Like Secretary, there is a decidedly lukewarm sex scene making it clear that Amélie has not enjoyed being with any of the lovers she’s had so far.

The film frequently makes use of elaborate montages to show flashbacks and insights into the lives of the people Amélie meets, adding more depth to her world.

Despite her efforts to make others happy, Amélie still lacks one thing in her life: someone to love herself who will make her happy.

Upon meeting the equally shy Nino (Mathieu Kassovitz), she pursues love in her characteristically introverted way, with equally comical and touching results.

Amélie has been criticized as presenting a trope that has become something of a cliché in recent years: the so-called manic pixie dream girl, a beguiling woman who exists only to shake up the lives of other people (usually men).

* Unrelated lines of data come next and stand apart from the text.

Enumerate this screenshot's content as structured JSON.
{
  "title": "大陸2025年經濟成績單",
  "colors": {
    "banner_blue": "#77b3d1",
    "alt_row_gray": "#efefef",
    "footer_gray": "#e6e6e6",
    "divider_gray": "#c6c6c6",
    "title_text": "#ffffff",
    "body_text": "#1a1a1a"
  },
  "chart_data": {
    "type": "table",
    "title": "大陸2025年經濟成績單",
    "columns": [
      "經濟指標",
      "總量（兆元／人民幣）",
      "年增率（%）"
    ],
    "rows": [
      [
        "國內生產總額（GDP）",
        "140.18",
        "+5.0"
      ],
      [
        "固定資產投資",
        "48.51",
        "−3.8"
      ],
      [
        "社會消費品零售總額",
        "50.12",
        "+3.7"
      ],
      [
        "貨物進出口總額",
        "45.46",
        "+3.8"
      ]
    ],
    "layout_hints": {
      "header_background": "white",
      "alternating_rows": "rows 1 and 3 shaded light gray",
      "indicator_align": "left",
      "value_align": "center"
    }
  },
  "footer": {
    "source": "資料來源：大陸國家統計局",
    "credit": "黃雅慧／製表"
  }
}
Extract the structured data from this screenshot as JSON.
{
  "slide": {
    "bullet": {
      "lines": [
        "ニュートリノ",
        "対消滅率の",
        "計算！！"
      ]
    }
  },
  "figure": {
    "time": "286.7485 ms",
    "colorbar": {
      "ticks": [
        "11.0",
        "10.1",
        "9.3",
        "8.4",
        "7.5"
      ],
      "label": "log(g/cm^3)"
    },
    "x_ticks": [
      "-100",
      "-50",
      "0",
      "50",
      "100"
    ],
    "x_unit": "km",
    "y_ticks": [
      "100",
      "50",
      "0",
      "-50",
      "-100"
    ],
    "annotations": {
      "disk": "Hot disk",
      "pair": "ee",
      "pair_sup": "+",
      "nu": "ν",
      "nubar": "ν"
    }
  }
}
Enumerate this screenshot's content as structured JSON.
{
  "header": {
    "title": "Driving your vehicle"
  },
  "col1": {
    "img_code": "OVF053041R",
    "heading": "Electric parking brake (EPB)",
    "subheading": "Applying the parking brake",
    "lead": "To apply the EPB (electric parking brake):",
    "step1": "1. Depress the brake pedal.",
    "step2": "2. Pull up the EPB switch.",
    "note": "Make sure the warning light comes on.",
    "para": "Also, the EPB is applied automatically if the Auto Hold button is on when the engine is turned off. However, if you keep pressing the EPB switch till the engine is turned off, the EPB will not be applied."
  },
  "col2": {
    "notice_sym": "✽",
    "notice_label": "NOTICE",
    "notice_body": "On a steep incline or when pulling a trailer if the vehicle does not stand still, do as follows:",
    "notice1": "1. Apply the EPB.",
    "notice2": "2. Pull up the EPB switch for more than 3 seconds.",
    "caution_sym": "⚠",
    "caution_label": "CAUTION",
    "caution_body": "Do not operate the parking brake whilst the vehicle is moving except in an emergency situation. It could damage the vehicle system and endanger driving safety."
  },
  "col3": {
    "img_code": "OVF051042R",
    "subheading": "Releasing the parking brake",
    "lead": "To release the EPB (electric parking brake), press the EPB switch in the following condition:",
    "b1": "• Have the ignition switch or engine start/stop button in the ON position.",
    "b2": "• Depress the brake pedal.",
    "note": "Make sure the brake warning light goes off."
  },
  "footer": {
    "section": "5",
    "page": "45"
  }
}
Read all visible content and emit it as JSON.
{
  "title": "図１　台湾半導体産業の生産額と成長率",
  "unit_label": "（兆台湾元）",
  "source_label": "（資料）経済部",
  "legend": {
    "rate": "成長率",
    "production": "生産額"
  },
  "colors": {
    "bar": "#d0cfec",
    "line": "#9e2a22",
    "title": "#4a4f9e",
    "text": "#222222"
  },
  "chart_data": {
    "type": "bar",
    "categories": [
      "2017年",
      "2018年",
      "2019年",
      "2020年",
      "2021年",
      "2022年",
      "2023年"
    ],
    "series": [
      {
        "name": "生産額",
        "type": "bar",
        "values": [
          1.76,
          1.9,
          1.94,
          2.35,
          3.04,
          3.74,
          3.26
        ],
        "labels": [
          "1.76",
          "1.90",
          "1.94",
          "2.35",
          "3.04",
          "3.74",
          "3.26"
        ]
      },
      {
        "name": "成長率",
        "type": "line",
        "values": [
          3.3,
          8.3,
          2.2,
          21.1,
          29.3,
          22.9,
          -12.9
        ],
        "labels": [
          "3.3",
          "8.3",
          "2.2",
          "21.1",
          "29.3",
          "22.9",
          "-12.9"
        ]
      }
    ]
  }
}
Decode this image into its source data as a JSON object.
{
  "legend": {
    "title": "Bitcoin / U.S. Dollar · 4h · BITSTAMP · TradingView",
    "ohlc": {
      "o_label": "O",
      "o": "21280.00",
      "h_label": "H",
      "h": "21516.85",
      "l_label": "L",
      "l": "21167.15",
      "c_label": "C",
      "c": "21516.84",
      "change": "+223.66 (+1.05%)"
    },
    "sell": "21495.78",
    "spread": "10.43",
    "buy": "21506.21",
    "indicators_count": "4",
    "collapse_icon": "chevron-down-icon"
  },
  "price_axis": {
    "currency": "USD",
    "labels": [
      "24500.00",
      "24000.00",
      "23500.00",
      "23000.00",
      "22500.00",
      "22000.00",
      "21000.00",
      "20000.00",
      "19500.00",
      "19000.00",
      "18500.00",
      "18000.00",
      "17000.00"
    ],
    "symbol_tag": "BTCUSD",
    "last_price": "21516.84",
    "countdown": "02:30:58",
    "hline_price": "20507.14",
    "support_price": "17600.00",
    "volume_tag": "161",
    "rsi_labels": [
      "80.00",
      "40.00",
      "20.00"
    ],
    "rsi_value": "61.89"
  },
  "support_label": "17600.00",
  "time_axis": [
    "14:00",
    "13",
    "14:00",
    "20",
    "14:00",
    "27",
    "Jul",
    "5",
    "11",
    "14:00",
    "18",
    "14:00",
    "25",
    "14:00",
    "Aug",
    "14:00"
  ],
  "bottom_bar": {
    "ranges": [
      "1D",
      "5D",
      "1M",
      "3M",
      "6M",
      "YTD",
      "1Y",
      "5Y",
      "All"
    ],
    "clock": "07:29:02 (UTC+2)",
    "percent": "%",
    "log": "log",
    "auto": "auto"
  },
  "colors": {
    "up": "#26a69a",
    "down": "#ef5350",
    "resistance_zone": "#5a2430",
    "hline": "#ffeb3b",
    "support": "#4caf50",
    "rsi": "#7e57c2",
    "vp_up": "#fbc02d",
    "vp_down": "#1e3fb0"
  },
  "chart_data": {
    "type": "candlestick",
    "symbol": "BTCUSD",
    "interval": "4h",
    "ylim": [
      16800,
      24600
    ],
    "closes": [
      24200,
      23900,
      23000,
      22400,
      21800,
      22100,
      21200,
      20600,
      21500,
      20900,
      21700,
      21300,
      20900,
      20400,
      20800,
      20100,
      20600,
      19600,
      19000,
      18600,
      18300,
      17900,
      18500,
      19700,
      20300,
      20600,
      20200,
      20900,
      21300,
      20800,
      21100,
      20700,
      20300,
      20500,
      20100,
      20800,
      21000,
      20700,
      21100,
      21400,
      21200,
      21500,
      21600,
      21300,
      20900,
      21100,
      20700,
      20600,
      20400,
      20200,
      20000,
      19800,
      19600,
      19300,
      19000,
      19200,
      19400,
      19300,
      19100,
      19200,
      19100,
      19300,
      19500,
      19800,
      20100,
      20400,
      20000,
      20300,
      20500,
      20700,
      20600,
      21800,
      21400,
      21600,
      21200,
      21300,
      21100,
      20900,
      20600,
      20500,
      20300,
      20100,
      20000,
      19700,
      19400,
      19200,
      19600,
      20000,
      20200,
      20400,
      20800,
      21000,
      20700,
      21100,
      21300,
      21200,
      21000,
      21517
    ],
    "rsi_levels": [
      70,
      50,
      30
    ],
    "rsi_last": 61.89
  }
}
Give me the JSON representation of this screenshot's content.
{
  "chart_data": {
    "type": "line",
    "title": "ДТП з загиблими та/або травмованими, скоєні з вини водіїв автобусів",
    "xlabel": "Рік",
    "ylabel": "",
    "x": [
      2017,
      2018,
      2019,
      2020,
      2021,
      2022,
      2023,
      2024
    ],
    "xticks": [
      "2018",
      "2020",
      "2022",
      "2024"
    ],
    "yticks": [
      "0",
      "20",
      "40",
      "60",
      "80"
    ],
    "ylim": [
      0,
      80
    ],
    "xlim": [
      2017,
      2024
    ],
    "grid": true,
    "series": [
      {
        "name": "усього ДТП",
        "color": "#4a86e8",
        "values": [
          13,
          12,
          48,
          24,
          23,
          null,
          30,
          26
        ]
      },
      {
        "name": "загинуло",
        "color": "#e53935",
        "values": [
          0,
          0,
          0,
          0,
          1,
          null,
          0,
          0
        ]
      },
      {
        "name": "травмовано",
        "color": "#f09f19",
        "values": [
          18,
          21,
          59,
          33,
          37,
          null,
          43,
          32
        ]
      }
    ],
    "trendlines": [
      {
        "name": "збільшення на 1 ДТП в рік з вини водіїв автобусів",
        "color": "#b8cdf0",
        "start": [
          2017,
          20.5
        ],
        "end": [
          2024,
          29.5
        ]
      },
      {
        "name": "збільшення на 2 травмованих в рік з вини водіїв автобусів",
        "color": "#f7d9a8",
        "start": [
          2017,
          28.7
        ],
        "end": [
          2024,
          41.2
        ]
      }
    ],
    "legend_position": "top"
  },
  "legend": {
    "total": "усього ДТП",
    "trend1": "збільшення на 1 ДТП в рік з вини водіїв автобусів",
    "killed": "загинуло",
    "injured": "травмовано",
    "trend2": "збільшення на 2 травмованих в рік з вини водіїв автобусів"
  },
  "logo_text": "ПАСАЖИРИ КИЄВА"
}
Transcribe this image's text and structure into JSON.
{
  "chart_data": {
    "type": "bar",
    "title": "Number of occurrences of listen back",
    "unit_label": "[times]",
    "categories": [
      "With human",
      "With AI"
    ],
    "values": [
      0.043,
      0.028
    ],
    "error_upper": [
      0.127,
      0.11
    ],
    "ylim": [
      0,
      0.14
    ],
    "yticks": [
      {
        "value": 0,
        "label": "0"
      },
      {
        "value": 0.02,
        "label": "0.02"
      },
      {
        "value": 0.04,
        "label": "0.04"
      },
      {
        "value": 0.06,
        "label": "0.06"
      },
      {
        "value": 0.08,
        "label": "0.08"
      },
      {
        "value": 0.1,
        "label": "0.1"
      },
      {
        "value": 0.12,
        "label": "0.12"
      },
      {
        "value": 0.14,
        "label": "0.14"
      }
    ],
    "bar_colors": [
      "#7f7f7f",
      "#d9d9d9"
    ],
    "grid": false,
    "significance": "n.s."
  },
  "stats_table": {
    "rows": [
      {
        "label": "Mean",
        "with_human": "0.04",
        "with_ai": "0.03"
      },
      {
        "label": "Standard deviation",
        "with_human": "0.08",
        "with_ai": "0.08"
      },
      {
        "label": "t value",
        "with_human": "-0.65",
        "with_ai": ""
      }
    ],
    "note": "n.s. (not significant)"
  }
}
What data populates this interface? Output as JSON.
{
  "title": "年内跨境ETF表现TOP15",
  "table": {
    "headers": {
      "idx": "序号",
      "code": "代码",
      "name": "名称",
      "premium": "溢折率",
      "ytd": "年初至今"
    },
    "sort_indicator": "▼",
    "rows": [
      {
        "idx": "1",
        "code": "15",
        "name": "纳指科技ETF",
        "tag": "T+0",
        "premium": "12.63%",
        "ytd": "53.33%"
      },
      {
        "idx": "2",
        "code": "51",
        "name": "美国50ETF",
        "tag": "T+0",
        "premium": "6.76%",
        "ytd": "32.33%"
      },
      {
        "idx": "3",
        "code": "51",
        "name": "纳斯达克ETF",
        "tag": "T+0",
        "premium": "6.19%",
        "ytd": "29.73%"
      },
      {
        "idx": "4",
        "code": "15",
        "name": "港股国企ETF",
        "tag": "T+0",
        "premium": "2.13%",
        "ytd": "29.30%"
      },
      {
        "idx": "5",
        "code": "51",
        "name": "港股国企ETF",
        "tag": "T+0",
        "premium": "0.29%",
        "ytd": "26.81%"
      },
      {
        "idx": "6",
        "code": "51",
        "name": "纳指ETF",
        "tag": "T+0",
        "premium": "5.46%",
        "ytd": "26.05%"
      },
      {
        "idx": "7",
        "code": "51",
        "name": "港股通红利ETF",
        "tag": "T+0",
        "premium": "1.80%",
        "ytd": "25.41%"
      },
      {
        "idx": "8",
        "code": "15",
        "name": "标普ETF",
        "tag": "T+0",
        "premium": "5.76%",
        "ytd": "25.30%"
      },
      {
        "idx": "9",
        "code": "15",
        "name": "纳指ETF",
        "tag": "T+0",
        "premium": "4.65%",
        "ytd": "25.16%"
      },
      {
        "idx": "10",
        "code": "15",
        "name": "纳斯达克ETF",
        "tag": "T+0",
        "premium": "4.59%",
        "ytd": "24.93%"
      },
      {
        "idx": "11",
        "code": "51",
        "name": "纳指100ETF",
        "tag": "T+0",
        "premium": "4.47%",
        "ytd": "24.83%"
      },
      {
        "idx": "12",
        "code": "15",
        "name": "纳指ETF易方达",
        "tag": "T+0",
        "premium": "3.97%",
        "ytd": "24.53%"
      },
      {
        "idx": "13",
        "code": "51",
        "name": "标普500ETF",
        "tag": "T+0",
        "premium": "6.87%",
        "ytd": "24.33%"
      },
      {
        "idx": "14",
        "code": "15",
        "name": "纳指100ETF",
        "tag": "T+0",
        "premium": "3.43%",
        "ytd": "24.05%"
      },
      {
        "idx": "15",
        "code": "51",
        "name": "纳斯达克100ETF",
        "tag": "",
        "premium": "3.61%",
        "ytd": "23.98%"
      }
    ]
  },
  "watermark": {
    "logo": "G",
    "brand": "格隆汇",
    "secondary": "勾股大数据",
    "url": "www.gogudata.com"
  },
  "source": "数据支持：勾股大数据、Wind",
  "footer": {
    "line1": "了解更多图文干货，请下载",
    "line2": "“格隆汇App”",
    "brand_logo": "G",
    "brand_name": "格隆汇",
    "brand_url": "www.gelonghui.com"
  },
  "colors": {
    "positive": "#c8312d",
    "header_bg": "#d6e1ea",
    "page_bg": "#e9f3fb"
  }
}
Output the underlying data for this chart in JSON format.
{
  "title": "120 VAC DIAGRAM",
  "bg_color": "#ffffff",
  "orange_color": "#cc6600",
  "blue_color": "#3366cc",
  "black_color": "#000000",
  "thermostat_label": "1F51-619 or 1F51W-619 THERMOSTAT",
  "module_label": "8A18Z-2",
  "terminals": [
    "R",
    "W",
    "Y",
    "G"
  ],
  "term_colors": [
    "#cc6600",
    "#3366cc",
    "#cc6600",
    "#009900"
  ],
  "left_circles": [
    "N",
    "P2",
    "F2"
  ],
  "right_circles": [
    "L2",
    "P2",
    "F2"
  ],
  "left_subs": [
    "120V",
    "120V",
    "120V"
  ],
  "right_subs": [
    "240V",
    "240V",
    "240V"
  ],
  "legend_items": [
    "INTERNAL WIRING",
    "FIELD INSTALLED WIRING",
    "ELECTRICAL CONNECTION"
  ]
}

However, Tautou is so perfectly suited for the role that’s easy to forget this and enjoy the film on its own terms. Jeunet’s saccharine portrayal of Paris has also been criticized as anachronistic, depicting an idealized Paris which is much happier (and much cleaner) than in reality.

Another valid criticism of the film is that it whitewashes modern France by largely excluding characters of colour when France has a large Middle-Eastern and African population.

Despite these valid criticisms, Amélie is still an enjoyable cinematic experience, a quintessential feel-good movie. (And who doesn’t need a little cheering up during the drab winter months?)

The score by French neoclassical musician Yann Tiersen has gained a cult following as well and is a standout element of the film. The film was nominated for several awards, including five Oscars.

Trent Film Society will be showing Amélie on February 17 at Market Hall, in French with English subtitles. Attendance in berets and striped shirts is strongly encouraged, as is the consumption of baguettes.

Please note that Amélie contains brief scenes of nudity and is not suitable for children. The running time is 122 minutes and as always, c’est gratuit.